The name Isuzu means, literally, 50 bells in Japanese and oddly enough they named their first independently designed car the Bellel…for Bell + roman numeral L (50). A few years later they replaced the Isuzu Hillman Manx being build under license from the Brits, they named this new car the Bellett for small Bellel…but honestly this didn’t mean much to the Japanese public who are only familiar with English as names/letters on their automobiles. Typically automobiles names are translated into the local language or script, but in Japan there is a strange sense of cultural awareness around the origin of the automobile. According to Nissan design guru Shiro Nakmura, when he was interviewed by Jason Torchinsky of Jalopnik, the use of western characters on automobiles is reflective of the western origin of the horseless carriage and any application of Japanese script (Kanji or Kana) would be just silly. Find this 1973 Isuzu Bellett 1600 GTR for sale in Kanagawa, Japan for $19,850 via goo-net-exchange.com.
The Isuzu Bellett isn’t a car you will see often…or frankly ever on this side of the Pacific Ocean and while importing one wouldn’t be impossible, it would prove quite expensive.

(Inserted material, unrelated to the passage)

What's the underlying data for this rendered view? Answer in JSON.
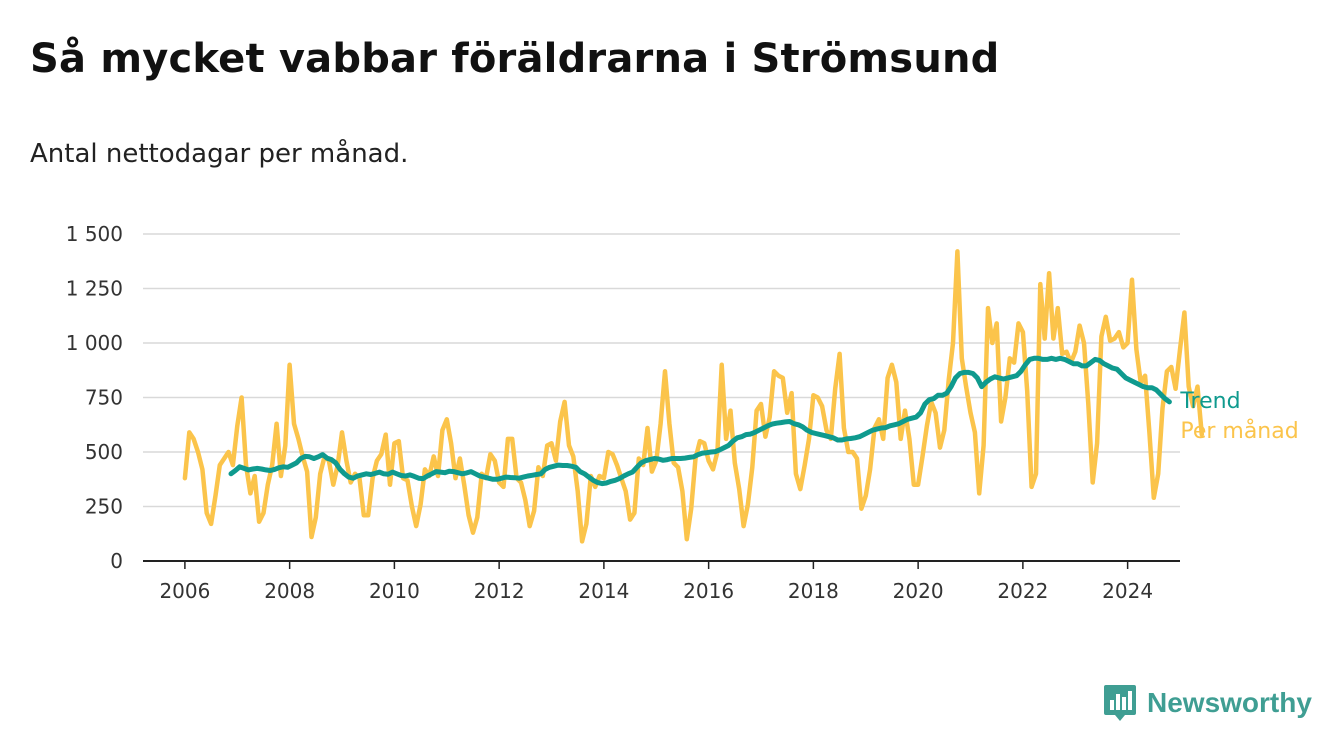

But maybe you know someone in the import/export business and can give us some tips…because this thing is awesome and we’d be the hit at every gas station, car show and concours.
The 1600 GTR was equipped with a 1.6 liter DOHC inline-4 that puts out 118 horsepower and 105 ft-lbs of torque. The Bellett GTR shared its performance engine with the Isuzu 117 Coupe – but at 2000 lbs the Bellett’s should dance a bit nicer.
The interior of this Isuzu looks well preserved – not show-car perfect, but certainly good for a weekend car.